The New New Internet: What is your view of Capital Hill's perspective on cyber security as it relates to civil liberties?
Leslie: We obviously have concerns about the Rockefeller Bill and some of its provisions. First and foremost we have a concern about the provision of the bill that seems to give the President unfettered power to shut down critical infrastructure, including the Internet. I consider that a bit dangerous and unnecessary and am strongly opposed to that as a civil liberties matter. The United States shouldn’t be seen as taking the lead in explicitly giving a President that power; if that were the case, what would our position have been had Iran shut down the Internet during the recent protests there over the presidential election? It has not only civil liberties implications to the United States but also has global implications. I think there is a legitimate concern behind that provision that if we were to face a cyber Katrina, the lines of authority for responding are unclear. Who is in charge and what is the response plan. If that is the real concern, then perhaps the answer is for each part of the critical infrastructure to coordinate with the government and have a doomsday plan worked out and put in place.
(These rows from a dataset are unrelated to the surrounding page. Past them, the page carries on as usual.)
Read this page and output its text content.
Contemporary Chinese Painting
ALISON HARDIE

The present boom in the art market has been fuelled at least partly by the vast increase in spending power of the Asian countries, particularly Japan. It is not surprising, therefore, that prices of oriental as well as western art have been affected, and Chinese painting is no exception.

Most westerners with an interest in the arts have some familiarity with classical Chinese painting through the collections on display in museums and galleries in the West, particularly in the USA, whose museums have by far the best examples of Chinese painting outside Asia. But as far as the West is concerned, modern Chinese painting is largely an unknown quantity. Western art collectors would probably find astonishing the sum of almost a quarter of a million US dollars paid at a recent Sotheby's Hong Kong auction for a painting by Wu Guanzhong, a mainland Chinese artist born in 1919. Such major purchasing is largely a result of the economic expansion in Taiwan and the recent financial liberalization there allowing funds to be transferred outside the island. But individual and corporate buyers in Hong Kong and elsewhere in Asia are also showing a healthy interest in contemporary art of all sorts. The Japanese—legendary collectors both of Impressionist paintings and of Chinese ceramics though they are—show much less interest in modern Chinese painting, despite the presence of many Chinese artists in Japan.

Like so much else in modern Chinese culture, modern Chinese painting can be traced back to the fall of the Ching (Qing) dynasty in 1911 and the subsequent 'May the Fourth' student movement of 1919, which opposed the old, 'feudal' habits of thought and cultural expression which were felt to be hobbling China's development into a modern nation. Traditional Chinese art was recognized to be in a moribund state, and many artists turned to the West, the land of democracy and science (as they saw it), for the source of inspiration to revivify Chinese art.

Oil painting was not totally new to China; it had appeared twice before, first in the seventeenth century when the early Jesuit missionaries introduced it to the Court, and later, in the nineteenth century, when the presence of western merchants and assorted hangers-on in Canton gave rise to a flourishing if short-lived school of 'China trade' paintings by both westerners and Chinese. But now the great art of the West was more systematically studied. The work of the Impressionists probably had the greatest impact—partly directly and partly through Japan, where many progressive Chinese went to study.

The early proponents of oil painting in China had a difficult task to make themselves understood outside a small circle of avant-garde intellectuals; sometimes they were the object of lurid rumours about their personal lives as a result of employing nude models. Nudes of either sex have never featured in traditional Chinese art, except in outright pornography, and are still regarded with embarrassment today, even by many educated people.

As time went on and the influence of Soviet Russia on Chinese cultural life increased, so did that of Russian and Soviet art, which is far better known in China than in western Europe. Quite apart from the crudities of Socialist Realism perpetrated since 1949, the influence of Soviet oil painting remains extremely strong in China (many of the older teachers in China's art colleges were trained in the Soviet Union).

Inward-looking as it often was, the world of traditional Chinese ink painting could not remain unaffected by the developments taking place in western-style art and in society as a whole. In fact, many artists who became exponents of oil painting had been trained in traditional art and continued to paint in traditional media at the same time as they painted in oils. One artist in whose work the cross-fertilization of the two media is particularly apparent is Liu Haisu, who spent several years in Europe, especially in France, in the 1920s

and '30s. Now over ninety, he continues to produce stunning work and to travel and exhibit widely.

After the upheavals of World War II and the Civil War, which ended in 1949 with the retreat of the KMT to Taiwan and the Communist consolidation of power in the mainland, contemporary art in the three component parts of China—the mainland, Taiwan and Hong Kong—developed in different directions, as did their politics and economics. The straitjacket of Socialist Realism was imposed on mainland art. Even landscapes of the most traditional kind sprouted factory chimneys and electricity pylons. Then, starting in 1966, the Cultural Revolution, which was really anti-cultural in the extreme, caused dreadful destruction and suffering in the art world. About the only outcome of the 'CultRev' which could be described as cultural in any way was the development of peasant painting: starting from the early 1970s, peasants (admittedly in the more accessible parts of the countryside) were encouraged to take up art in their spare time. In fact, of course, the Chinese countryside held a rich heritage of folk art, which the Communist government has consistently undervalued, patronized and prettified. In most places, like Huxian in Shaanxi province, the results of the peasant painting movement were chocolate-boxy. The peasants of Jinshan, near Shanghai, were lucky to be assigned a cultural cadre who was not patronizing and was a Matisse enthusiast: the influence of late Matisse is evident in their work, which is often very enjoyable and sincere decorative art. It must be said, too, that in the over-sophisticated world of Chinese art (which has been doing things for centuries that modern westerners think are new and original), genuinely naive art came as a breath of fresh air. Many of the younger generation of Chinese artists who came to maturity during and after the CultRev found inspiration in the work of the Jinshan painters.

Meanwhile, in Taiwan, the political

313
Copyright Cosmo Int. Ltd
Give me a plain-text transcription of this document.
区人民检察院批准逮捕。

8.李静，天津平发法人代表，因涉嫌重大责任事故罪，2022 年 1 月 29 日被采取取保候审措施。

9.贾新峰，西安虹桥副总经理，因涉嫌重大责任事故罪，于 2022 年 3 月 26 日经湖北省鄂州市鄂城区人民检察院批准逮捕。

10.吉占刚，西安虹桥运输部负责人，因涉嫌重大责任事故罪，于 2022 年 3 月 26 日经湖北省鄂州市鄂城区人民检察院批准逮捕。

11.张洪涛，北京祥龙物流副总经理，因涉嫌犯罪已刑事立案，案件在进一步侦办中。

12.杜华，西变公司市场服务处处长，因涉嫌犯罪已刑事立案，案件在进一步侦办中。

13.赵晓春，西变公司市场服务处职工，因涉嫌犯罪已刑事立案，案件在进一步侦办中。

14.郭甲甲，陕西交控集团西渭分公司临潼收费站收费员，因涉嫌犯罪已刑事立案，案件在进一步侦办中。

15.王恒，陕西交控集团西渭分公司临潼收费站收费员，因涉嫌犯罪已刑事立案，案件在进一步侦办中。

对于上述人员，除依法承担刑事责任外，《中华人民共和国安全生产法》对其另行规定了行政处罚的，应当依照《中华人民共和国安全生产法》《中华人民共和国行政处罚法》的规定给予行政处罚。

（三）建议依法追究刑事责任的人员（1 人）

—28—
We're also strongly opposed to the provision in the Rockefeller Bill that would give the Commerce Department the power ““ absolute power“”to acquire any information from any part of the critical infrastructure notwithstanding the limits set out in any other law; so in some ways it is giving the Department of Commerce more power to obtain information from networks than the FBI would have in a counterintelligence investigation. Again, if the goal is to encourage more information sharing, then lets do that without violating civil liberties. Security and liberty don't have to be at odds.
The New New Internet: What is the most important thing folk should think about as they read about what the Administration is doing in terms of cyber security?
Leslie: We are going to be looking to see how they turn their commitments about privacy into reality. The report makes really strong commitments about integrating privacy into just about every aspect of the plan. For example, the report endorses identity management, solutions for high value systems in order to build trust for online transactions. It is going to be really important from a privacy perspective to see what that actually means. Does that mean developing stronger identity in authentication in banking or does it mean having an Internet where everybody is identified and there is no anonymity? Those are two different approaches to anonymity. I believe the President's report intends to incorporate the second approach, which is a careful, strategic use of identity management in high value situations where it is particularly important and to reject the view that has been expressed by some cyber security experts that we shouldn't have anonymity, and we should be able to identify everybody online. That would be a tsunami with respect to how the Internet operates today. I think that is an important thing to watch.